Alles nur noch lächerlich. Und offenbar zieht die Presse auch nicht
wirklich mit. Auf einigen Startseiten der Online-Ausgaben verdrängen schon
andere Themen dieses Ereignis.
Bei der gerade laufenden Diskussion um vereinfachte Einbürgerungen
erklären ja uns die Politiker gerne, daß ja eh nur Migranten eingebürgert
werden könnten, die ihren Lebensunterhalt selbst bestreiten würden. Die
Welt klärt allerdings auf, daß das jetzt schon so nicht stimmt – leider
hinter der Paywall. Allerdings gibt es auch einen lesbaren Kommentar, in dem das dennoch kurz ausgeführt wird. Bei der
Einbürgerung gibt es einen Ermessensspielraum, auch gerade in dem Bereich.

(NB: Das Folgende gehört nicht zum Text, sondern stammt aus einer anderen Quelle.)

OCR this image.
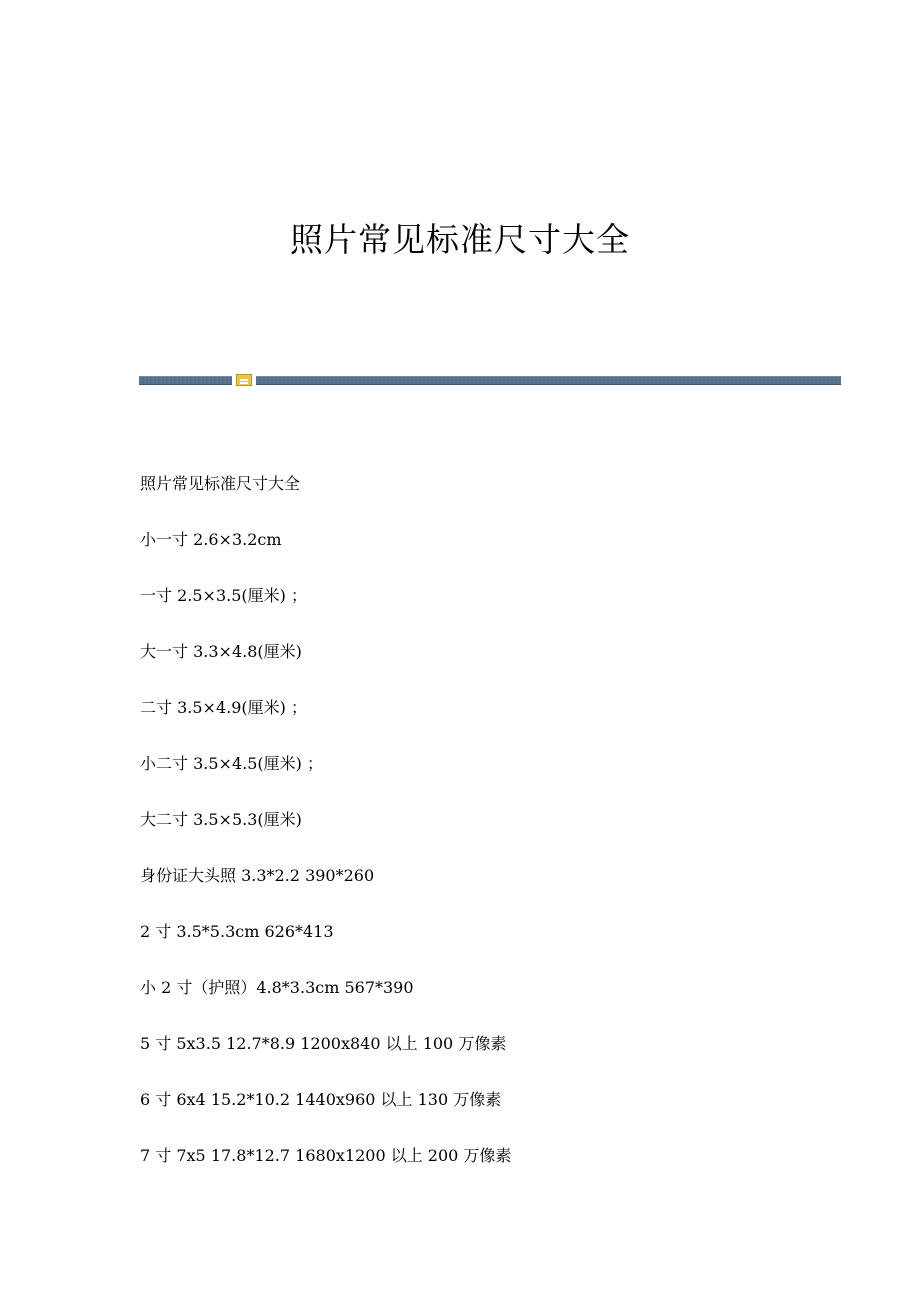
照片常见标准尺寸大全
照片常见标准尺寸大全
小一寸 2.6×3.2cm
一寸 2.5×3.5(厘米) ；
大一寸 3.3×4.8(厘米)
二寸 3.5×4.9(厘米) ；
小二寸 3.5×4.5(厘米) ；
大二寸 3.5×5.3(厘米)
身份证大头照 3.3*2.2 390*260
2 寸 3.5*5.3cm 626*413
小 2 寸（护照）4.8*3.3cm 567*390
5 寸 5x3.5 12.7*8.9 1200x840 以上 100 万像素
6 寸 6x4 15.2*10.2 1440x960 以上 130 万像素
7 寸 7x5 17.8*12.7 1680x1200 以上 200 万像素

Und der wird bislang nicht selten angewendet, sondern zum Beispiel bei etwa
einem Viertel der 132.000 Einbürgerungen im letzten Jahr. Bei wievielen
davon der Nachweis des Lebensunterhaltes nicht erbracht wurden, ist laut
Artikel unklar.
Auch das Argument, daß die Mehrstaatigkeit die Integration fördere,
widerlegt der Autor mit einem Fingerzeig auf Frankreich, Großbritannien und
Schweden.
Merke: Glaube erstmal gar nichts, was Politiker behaupten!